Pablo Picasso: Pere Romeu. 1900. Sepia ink with pen, wash and watercolour on paper. 17.9 x 12.9 cm. Contribution of Barcelona City Council, 1963. MPB 50.488
In the review of the inhabitants of the Museu Picasso, we take a stop at the figure of Pere Romeu, who we refer to as the soul of the Quatre Gats. A bohemian character and cultural promoter – but without capital for carrying out his projects, Romeu is the protagonist of some of the drawings that Picasso did in Barcelona’s legendary tavern and that form part of our permanent collection.
Pere Romeu i Borràs was born in Torredembarra in 1862. From an early age he tried to make a living as a painter, and he kept up a relationship with the modernist group of Ramon Casas. When he was 31 years old, he began an adventure abroad and, in collaboration with Miquel Utrillo and Théophile Alexandre Steinlen, he organized a Chinese shadow puppet show at the Parisian Puppet Theatre of Paris. The trio attempted to export the show to New York and Chicago, but they were not successful.
On his return to Paris, Romeu managed to get a job as an entertainer at the cabaret, Le Chat Noir, in the neighbourhood of Montmartre thanks to his good relation with the owner, Louis Rodolphe Salis. This experience gave him the idea of opening a venue of similar characteristics in Barcelona, but he didn’t have enough money to do so. That’s why he got together with Miquel Utrillo, Ramon Casas and Santiago Rusiñol, and it was in this way that the Quatre Gats was inaugurated on 14th June 1897.
Physically speaking, Romeu was a picturesque character: tall, rambling and bearded, his figure was portrayed and caricatured not only by Picasso, but also by other artists such as Casas, who made him the protagonist of his well-known work, Ramon Casas and Pere Romeu on a tandem, a paradigmatic example of the fusion between painting and posters.

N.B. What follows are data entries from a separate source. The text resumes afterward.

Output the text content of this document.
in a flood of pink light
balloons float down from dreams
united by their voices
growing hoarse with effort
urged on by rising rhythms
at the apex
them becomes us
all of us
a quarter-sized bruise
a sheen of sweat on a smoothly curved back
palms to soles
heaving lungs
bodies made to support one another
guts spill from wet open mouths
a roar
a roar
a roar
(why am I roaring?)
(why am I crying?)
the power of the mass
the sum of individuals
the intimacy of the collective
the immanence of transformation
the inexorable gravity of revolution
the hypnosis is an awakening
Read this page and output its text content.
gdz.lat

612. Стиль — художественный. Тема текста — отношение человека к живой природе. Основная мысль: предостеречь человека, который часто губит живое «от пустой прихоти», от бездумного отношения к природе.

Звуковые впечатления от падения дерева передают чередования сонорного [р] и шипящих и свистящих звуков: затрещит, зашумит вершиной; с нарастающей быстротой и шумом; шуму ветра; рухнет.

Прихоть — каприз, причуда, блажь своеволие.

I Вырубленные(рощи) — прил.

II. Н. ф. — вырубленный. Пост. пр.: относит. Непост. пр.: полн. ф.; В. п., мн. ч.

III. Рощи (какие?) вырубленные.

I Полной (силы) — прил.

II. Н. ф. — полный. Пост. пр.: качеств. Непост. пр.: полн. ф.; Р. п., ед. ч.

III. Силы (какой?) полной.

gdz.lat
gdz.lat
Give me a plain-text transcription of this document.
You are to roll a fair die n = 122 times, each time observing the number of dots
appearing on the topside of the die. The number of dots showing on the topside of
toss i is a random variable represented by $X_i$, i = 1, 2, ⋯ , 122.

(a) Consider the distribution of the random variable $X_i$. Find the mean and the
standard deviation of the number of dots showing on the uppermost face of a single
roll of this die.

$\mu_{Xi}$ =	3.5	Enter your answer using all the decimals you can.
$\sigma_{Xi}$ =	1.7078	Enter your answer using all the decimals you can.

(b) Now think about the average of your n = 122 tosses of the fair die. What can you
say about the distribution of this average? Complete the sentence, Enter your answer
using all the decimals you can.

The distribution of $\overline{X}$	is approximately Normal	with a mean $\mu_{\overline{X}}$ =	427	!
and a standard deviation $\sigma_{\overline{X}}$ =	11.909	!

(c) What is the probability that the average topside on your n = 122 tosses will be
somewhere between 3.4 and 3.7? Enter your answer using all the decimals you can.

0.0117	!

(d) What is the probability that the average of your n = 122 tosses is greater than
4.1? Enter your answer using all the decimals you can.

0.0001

Pablo Picasso. Pere Romeu caricatured as a Boer, and other sketches (menu of Quatre Gats). Barcelona, 1899-1900. Graphite pencil on printed paper. Donation Picasso, Pablo, 1970. Museu Picasso, Barcelona. MPB 110.813
In terms of the drawings that Picasso dedicated to him, it is especially worth highlighting the two that you can see in this post. The first is a portrait with ink and watercolour which includes a joke in the form of an inscription: « Mr. Romeu cheats on the maids. Mr. Romeu eats shit with a string», after a Catalan children’s tune in which “Mr. Ramon” does so. In the second one, we can see a drawing of Romeu on the back of the menu of the Quatre Gats characterized as if he was a Boer from the South African wars.
Prior to closing the tavern, which would take place in 1903, Romeu promoted the publication of a magazine which took the same name and which was published for the first time in 1899. He dedicated the last years of his life to sport: he ran the Gimnasio Catalán in Provença street, where he worked as a fencing teacher, he opened a garage and he even participated in some automobile races.
Pere Romeu died in Barcelona on 23rd December 1908, at the age of 46 years old. The newspaper, La Vanguardia, reported the news in this way: «The death of the popular Pere Romeu has been extremely heartfelt, someone so appreciated by those who knew him. Without having been either a writer or an artist, he occupied an important place in the advancement that in recent years the intellectual life in Barcelona has taken on […] Romeu gave a great boost to modernism, which has had since then many imitators in terms of clothing.»
An obituary that confirms that Romeu was one of those characters to whom the phrase «genius and figure» can be applied.